Mathilde Mottier/François Vila: “Nous avons beaucoup de francophones, mais une majorité de francophiles !

TYPHAINE MAUGET | Mathilde Mottier et François Vila, fondateurs et directeurs du Festival Oui ! avec l'affiche 2020 signé Oscar Llobet
TYPHAINE MAUGET | Mathilde Mottier et François Vila, fondateurs et directeurs du Festival Oui ! avec l’affiche 2020 signé Oscar Llobet

VICENÇ BATALLA. Les promoteurs enthousiastes Mathilde Mottier et François Vila mènent depuis quatre ans l’aventure du Festival Oui ! de théâtre français à Barcelone.
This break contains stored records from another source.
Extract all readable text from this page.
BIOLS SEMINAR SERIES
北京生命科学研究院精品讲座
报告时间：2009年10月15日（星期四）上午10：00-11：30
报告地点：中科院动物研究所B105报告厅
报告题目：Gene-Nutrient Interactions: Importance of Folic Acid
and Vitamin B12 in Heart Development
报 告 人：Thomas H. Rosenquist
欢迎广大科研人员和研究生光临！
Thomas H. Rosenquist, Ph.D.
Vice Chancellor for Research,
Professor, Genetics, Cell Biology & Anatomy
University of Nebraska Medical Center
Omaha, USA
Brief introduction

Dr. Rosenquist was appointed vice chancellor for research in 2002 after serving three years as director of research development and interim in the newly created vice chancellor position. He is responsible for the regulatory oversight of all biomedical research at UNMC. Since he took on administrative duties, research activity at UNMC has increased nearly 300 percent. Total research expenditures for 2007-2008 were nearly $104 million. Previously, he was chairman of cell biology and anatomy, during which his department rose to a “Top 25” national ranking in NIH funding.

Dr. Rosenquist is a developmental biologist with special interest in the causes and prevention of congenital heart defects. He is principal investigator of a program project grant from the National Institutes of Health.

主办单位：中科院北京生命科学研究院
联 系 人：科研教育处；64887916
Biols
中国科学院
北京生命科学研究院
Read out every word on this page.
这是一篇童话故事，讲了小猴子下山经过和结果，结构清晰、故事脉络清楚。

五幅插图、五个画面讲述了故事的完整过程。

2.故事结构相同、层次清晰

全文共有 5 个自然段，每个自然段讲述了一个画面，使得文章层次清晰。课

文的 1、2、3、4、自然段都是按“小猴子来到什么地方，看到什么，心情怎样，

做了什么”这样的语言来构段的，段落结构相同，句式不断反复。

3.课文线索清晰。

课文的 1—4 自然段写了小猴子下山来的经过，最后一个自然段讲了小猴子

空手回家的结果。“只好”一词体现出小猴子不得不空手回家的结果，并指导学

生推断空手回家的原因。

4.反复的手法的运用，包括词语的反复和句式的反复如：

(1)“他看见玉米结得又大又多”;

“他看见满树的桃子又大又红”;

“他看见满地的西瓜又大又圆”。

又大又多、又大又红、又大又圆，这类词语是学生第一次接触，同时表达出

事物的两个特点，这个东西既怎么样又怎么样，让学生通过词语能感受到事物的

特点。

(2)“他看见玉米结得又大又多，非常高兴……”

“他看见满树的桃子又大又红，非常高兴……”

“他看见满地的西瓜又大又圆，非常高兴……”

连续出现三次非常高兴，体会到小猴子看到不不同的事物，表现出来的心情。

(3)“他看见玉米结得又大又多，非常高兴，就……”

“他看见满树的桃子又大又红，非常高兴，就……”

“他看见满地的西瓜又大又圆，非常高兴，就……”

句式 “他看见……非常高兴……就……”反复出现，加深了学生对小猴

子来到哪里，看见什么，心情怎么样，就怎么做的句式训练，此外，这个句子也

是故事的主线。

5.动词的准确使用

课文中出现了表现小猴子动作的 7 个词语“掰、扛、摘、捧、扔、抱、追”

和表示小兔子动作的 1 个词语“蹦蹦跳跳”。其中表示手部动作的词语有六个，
Il y a eu même une édition de théâtre catalan à Paris du festival. Depuis 2017 cette expérience, qui a comme points d’ancrages l’Institut del Teatre et l’Institut français de Barcelone mais s’est élargie à d’autres salles et espaces de la ville, a contribué à faire connaître des compagnies de l’autre côté des Pyrénées. Et maintenant donne aussi ses fruits avec des échanges entre compagnies des deux pays. Cette nouvelle édition (4-16 février) s’axe sur les migrations avec plusieurs pièces sur cette thématique, mais s’ouvre à d’autres problématiques et sensibilités et s’adresse aussi à un public pour enfants. Dans les versions catalane et espagnole du site, nous racontons la programmation avec tous les détails. Mais voici pour mieux comprendre sa démarche les réponses de Mottier et Vila à nos questions.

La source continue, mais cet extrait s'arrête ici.